An alternative to genisoimage plus isohybrid can be derived from the xorriso run of mkarchiso.

$ iso_label="ARCH_201209"
$ xorriso -as mkisofs \
       -iso-level 3 \  
       -full-iso9660-filenames \
       -volid "${iso_label}" \
       -eltorito-boot isolinux/isolinux.bin \
       -eltorito-catalog isolinux/ \
       -no-emul-boot -boot-load-size 4 -boot-info-table \
       -isohybrid-mbr ~/customiso/isolinux/isohdpfx.bin \
       -output arch-custom.iso \ 

Option -isohybrid-mbr needs an MBR template file. Most probably there is already such a file /isolinux/isohdpfx.bin in the original ISO, which matches the SYSLINUX version used in the ISO. Only if this file is missing in the copied ISO content, it has to be cut out of the original ISO image file, before above xorriso run is performed:

$ dd if=/path/to/archISO bs=512 count=1 of=~/customiso/isolinux/isohdpfx.bin

If the original ISO supports bootability via EFI, this can be activated in the new ISO by inserting the following options between the lines -isohybrid-mbr ... and -output ...:

       -eltorito-alt-boot \
       -e EFI/archiso/efiboot.img \
       -no-emul-boot -isohybrid-gpt-basdat \

The file /EFI/archiso/efiboot.img is a FAT filesystem image file.
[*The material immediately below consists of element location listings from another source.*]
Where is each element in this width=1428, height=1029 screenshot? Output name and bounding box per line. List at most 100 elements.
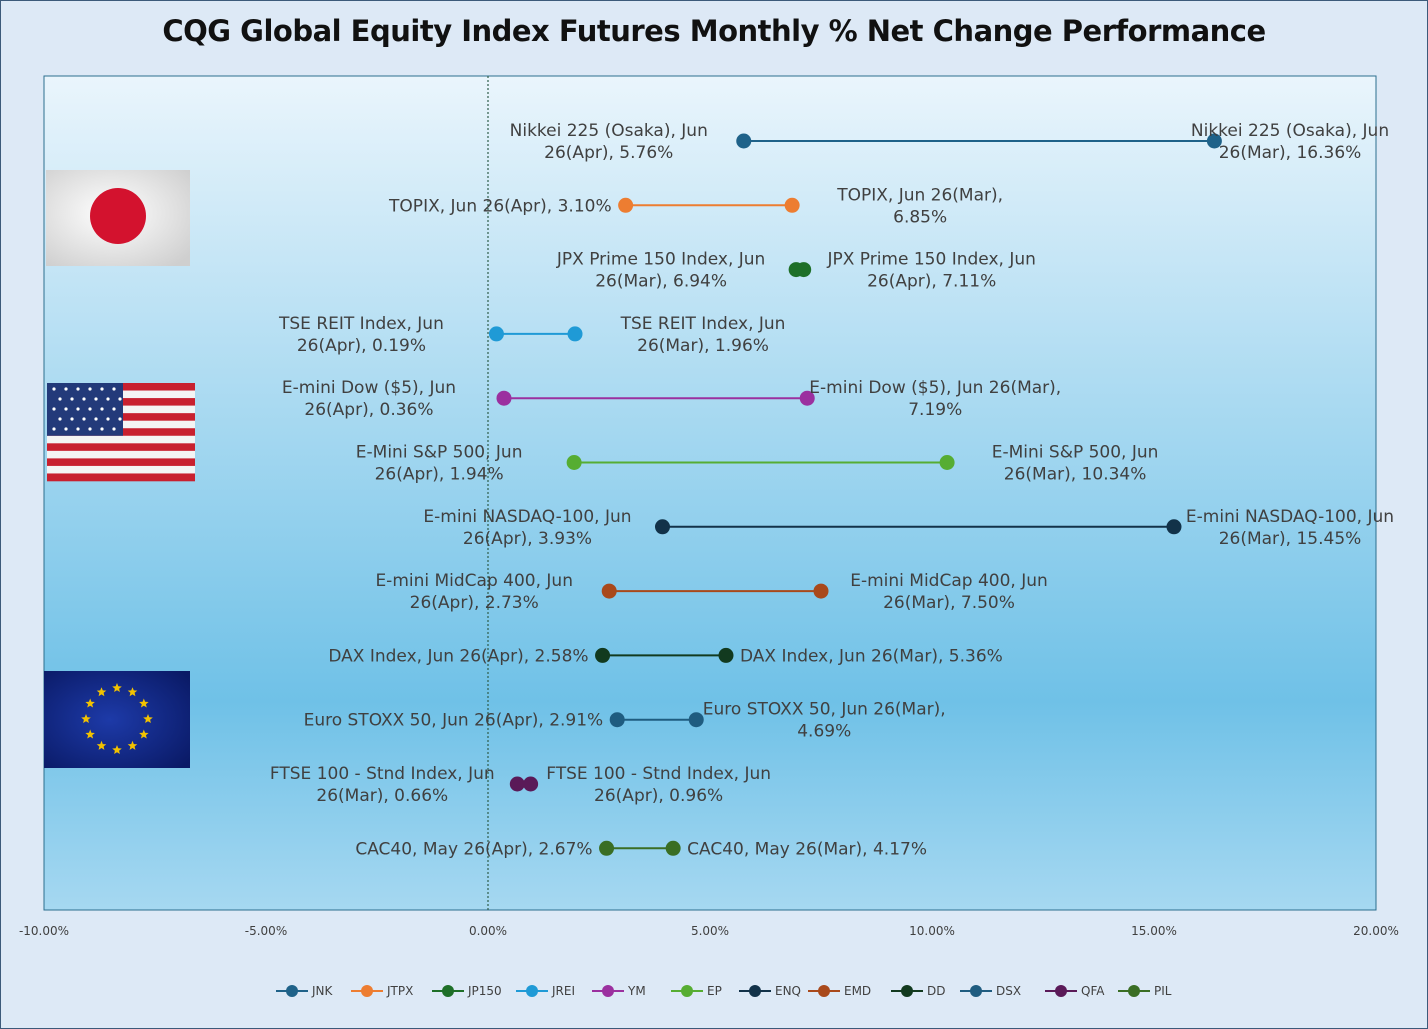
- legend-label: PIL: [1154, 984, 1172, 998]
- eu-star-icon: [85, 729, 95, 739]
- japan-flag: [46, 170, 190, 266]
- legend-item-jtpx: JTPX: [351, 984, 413, 998]
- data-point: [736, 133, 752, 149]
- data-label: TOPIX, Jun 26(Mar), 6.85%: [836, 185, 1003, 227]
- legend-label: JNK: [311, 984, 334, 998]
- data-label: E-mini NASDAQ-100, Jun 26(Mar), 15.45%: [1186, 507, 1394, 549]
- data-point: [796, 262, 812, 278]
- series-dd: DAX Index, Jun 26(Apr), 2.58% DAX Index, …: [328, 646, 1002, 666]
- legend-label: ENQ: [775, 984, 801, 998]
- legend-label: EP: [707, 984, 722, 998]
- data-point: [496, 390, 512, 406]
- legend-item-enq: ENQ: [739, 984, 801, 998]
- series-jnk: Nikkei 225 (Osaka), Jun 26(Apr), 5.76% Nik…: [510, 121, 1389, 163]
- data-label: CAC40, May 26(Mar), 4.17%: [687, 839, 927, 859]
- data-label: Euro STOXX 50, Jun 26(Mar), 4.69%: [703, 700, 946, 742]
- eu-star-icon: [96, 740, 107, 750]
- eu-star-icon: [112, 745, 122, 754]
- data-label: E-mini Dow ($5), Jun 26(Mar), 7.19%: [809, 378, 1061, 420]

If it is missing in the original ISO, then there was no UEFI support in that ISO.

The newly created ISO image arch-custom.iso is found in the home directory. You can write the ISO image to a USB stick as explained in USB Installation Media. Alternatively you can burn the ISO image on a CD, DVD, or BD with your preferred software. On Arch, that is covered in the article about burning an ISO image.